На душе у меня и печально и радостно от комсомольских песен. Я, Андрейка и Анютка уже успели запомнить их, только во сне не поем их.
Все наши парубки и молодицы тоже поют эти песпи, все сочувствуют и печалятся о погибшем буденновском разведчике, чье комсомольское сердце разбито вражеской пулей; на глазах навертывается слеза от чувствительного наказа смертельно раненного разведчика своему вороному коньку: скачи, мол, на родную сторону, расскажи всем, «что я честно погиб за свободу». Последние слова комсомольцы каждый раз поют по–разному — «что я честно погиб за рабочих», а то «что я честно погиб за коммуну». Мы хорошо понимаем, что слова разные, а смысл один.
Точно мощным порывом вешнего ветра уносит нас «по морям, по волнам». Особенно хорош припев песни, многократное повторяемый, протяжный — «По морям». Дух захватывает от солнечной шири морской, от соленого ветра, покачивающихся волн, от щемящего чувства разлуки с Марусей, возлюбленной моряка.
— Новые времена — новые песни, — говорит с напускным равнодушием отец, стараясь скрыть от меня взволнованность, — мы и то певали другие песни:
Отец приосанивается, задорно откидывает назад голову, глаза блестят молодо. Для меня он сейчас какой‑то «не такой», неузнанный — вдруг шагнувший из своей далекой солдатской молодости.
И еще одну песню заводит отец — про соловья–пташечку, который жалобно поет.
Хрипловатым голосом и негромко, уставясь в матицу и как бы в опасении, что потолок не выдержит его пения и обрушится, отец продолжает петь. Впрочем, с голосом отец всегда обращается аккуратно. Никогда не крикнет, не покличет мать с огорода или меня со двора. Пойдет, позовет. «Не одни на свете живем! Чего гаркать? А может, батюшка читает в саду, или Симон с Олэной отдохнуть легли».
С обремком соломы через двор идет к нам мать. Отец, засмутившись, обрывает пение.
Хорошие песни! Первая — грустная, вторая — лихая, но обе мне нравятся. Правда, не так, как комсомольские!..
Комсомольцы маршируют строем, и мы за ними тоже маршируем строем. Старательно шлепаем босыми ногами по нежной и теплой дорожной пыли. Мы тоже поем комсомольские песни. Мы так кричим, что глохнем от собственного голоса. Нас не прогоняют! Наоборот, на привалах комсомольцы беседуют с нами, прощупывают наш «общий» и «политпросветский уровень». Пробелы, конечно, имеются.
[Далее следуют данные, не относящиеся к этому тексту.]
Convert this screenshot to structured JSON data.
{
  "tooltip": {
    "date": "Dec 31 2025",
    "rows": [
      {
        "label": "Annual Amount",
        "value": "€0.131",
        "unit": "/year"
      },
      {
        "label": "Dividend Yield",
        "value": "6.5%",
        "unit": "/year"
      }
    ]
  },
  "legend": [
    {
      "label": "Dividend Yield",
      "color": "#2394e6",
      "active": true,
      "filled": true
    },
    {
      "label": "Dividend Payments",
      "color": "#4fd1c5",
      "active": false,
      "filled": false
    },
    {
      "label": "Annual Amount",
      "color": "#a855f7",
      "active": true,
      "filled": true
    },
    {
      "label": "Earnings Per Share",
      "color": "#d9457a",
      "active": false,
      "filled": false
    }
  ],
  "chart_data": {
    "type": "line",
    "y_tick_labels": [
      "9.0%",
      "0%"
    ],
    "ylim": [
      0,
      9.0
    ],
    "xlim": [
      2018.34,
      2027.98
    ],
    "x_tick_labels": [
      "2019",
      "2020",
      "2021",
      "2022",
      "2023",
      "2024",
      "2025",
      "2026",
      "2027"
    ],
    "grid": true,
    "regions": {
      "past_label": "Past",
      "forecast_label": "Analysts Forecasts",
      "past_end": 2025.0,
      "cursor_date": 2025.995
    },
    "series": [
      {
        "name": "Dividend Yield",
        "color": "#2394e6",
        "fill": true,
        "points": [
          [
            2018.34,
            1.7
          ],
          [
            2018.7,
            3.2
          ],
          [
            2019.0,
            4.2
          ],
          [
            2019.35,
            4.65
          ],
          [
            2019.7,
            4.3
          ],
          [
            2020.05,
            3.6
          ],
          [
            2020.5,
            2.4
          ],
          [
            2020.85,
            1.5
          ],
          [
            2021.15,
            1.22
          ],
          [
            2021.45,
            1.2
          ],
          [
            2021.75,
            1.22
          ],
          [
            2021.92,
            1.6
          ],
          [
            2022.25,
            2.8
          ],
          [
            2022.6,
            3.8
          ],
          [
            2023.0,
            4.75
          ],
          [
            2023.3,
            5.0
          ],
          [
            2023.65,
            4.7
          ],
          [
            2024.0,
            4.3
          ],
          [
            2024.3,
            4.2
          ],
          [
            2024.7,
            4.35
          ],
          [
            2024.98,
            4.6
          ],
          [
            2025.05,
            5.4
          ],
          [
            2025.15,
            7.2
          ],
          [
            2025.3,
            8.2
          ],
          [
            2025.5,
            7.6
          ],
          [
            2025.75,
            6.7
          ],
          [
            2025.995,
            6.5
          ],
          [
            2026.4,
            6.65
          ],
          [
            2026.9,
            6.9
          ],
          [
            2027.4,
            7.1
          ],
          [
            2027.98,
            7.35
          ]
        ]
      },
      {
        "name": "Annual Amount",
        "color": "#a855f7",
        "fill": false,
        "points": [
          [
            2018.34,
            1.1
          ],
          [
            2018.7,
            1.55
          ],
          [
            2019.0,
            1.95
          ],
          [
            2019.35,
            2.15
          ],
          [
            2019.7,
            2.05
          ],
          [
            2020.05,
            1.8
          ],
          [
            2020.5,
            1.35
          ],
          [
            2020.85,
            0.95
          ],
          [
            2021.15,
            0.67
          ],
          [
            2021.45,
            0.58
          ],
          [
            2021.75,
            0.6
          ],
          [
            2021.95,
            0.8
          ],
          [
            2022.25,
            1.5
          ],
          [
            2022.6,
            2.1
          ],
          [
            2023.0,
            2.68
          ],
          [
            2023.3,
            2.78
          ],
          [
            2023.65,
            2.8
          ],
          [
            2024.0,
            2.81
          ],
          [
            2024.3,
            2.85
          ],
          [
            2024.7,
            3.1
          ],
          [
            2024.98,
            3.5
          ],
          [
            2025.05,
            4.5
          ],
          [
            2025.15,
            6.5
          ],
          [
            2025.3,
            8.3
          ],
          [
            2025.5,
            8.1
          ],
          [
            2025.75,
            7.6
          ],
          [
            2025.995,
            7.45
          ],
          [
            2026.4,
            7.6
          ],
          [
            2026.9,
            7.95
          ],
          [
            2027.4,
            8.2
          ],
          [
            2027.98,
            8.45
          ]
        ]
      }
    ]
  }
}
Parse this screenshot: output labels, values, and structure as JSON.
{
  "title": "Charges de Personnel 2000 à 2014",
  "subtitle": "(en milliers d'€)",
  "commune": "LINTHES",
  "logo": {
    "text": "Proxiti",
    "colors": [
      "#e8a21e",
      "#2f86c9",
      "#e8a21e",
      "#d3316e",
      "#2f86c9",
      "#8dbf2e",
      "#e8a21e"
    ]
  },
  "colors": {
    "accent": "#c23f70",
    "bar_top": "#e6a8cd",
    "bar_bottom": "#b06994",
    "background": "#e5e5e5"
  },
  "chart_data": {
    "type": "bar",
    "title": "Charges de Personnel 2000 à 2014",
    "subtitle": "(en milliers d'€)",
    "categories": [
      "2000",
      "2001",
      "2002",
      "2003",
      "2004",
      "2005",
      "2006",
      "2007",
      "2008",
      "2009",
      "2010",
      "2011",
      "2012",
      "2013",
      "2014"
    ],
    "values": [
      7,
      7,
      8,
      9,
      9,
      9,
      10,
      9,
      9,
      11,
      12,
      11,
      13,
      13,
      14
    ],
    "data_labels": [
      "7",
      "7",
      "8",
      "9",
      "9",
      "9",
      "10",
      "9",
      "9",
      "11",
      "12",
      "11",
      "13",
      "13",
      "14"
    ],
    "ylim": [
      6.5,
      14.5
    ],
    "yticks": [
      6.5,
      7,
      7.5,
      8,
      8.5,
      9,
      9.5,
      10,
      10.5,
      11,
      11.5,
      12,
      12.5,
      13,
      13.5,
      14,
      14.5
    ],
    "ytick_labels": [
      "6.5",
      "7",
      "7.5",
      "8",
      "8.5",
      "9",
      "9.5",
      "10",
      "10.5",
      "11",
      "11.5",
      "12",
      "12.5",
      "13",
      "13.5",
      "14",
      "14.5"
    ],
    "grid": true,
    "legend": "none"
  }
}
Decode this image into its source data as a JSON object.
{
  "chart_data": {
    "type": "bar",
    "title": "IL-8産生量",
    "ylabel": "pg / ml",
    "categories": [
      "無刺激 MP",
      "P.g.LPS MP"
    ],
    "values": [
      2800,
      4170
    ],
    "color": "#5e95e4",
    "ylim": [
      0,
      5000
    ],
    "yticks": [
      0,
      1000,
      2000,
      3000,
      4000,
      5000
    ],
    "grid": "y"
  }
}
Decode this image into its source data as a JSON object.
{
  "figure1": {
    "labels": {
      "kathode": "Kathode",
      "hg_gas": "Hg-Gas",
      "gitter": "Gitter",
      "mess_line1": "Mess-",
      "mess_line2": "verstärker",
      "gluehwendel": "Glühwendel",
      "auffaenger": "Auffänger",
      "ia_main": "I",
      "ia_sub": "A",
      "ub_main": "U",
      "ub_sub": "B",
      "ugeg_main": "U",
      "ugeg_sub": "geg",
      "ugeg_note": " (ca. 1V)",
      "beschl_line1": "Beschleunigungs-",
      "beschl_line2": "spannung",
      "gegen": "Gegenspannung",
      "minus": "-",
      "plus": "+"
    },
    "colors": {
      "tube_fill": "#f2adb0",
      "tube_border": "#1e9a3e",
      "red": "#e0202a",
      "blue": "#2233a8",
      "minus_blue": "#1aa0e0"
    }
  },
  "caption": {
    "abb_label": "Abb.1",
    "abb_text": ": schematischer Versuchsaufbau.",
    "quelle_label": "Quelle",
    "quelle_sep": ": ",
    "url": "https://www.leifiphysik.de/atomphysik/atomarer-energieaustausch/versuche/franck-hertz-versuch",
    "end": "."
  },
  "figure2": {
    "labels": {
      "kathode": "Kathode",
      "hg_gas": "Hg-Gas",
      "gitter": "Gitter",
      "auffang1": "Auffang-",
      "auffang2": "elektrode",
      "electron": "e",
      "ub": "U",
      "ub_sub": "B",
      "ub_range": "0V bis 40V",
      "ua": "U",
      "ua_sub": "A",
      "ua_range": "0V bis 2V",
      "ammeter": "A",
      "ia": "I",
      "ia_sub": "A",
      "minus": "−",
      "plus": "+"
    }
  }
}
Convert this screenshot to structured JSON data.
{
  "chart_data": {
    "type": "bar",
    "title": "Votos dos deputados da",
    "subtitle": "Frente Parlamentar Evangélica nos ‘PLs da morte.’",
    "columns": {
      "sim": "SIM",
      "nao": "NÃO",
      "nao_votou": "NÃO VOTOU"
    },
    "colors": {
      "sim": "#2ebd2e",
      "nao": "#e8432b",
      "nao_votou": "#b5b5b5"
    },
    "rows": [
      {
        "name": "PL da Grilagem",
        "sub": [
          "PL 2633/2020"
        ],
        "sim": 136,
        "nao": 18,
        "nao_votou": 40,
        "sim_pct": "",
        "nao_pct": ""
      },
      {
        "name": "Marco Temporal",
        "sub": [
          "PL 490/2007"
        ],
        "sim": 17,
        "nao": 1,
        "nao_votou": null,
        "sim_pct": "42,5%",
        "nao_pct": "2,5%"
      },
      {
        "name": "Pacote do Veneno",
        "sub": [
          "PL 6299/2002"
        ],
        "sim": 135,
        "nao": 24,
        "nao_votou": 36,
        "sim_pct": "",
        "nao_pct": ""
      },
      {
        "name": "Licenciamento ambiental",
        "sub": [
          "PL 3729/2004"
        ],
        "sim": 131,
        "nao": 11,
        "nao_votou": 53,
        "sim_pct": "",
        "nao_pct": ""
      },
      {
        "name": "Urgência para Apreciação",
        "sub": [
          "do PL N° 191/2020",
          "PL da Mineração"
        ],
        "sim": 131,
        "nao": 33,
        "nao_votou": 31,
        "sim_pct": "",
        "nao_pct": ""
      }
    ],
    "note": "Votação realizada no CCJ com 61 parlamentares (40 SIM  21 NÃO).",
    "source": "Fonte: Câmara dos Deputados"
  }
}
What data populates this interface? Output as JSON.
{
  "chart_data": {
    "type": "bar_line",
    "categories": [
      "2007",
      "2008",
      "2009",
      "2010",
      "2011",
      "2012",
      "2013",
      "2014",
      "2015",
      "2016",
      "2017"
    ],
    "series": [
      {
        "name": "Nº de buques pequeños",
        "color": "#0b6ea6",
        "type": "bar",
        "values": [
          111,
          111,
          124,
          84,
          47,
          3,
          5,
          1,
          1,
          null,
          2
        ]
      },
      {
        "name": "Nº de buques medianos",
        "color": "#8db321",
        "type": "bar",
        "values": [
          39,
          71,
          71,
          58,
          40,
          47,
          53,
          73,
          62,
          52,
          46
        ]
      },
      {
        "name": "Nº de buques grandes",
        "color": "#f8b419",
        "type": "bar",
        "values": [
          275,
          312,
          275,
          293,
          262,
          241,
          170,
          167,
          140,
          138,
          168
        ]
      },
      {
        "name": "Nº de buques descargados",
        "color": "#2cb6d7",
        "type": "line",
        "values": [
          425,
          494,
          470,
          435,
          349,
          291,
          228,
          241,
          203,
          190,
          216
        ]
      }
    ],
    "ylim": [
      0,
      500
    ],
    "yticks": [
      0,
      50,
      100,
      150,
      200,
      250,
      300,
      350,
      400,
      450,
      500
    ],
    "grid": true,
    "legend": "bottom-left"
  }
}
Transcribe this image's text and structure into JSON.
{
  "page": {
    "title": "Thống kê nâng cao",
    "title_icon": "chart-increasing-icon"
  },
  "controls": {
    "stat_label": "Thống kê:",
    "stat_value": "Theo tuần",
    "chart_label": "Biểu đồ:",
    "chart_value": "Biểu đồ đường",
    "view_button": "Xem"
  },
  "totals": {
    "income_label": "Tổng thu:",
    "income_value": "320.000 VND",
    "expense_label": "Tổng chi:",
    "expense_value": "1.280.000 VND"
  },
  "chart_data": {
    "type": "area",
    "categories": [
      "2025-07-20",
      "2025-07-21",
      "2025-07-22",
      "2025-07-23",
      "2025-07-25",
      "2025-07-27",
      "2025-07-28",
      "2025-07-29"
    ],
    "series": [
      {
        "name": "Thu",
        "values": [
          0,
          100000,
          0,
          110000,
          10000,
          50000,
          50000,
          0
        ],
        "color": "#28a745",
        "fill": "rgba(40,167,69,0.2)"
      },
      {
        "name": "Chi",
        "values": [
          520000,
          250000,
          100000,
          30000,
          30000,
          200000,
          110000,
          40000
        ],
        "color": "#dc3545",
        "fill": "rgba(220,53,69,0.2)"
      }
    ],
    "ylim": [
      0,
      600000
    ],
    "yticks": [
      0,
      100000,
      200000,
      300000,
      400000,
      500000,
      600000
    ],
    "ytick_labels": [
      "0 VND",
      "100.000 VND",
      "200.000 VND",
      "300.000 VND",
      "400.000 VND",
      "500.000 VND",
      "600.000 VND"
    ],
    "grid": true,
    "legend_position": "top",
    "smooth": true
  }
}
Зато мы все знаем главное: кто такой Ленин; все собираемся служить в Красной Армии и бить буржуев. Комсомольцы от нас в восторге, а мы от них тем более. Одна нога здесь, другая — там — бежим мы исполнять любое поручение комсомольцев — купить папиросы в лавке («или, может, лучше в кооперативе? У нас уже кооператив открылся!»); кого‑нибудь позвать или просто принести воды попить. Где только появляются комсомольцы — там уже кружок мужиков и баб, молодиц и парубков и, конечно, детишек. Комсомольцы угощаются самосадом из мужицких кисетов на скользящем шнурке–сшивальиике, горячо разъясняют мировую политику и лихо подмигивают девчатам. Те вспыхивают, как маки, но не тушуются, пересмеиваются, прячут лицо в плечо, но, вскоре осмелев, сами подходят к «городским», просят подарить что‑нибудь на память — зеркальце или гребешок. А тут, глядишь, разгорелась пляска. Девчата дружно поют «Кынув кужель на полицу, сама пиду на вулицу», прихлопывают в ладоши и искренне удивлены, что «городские умеют по–нашему плясать». А городские — рады стараться: такие коленца отламывают, что сельские парубки только ахают и завистливо поводят головой: «Ну и ну!»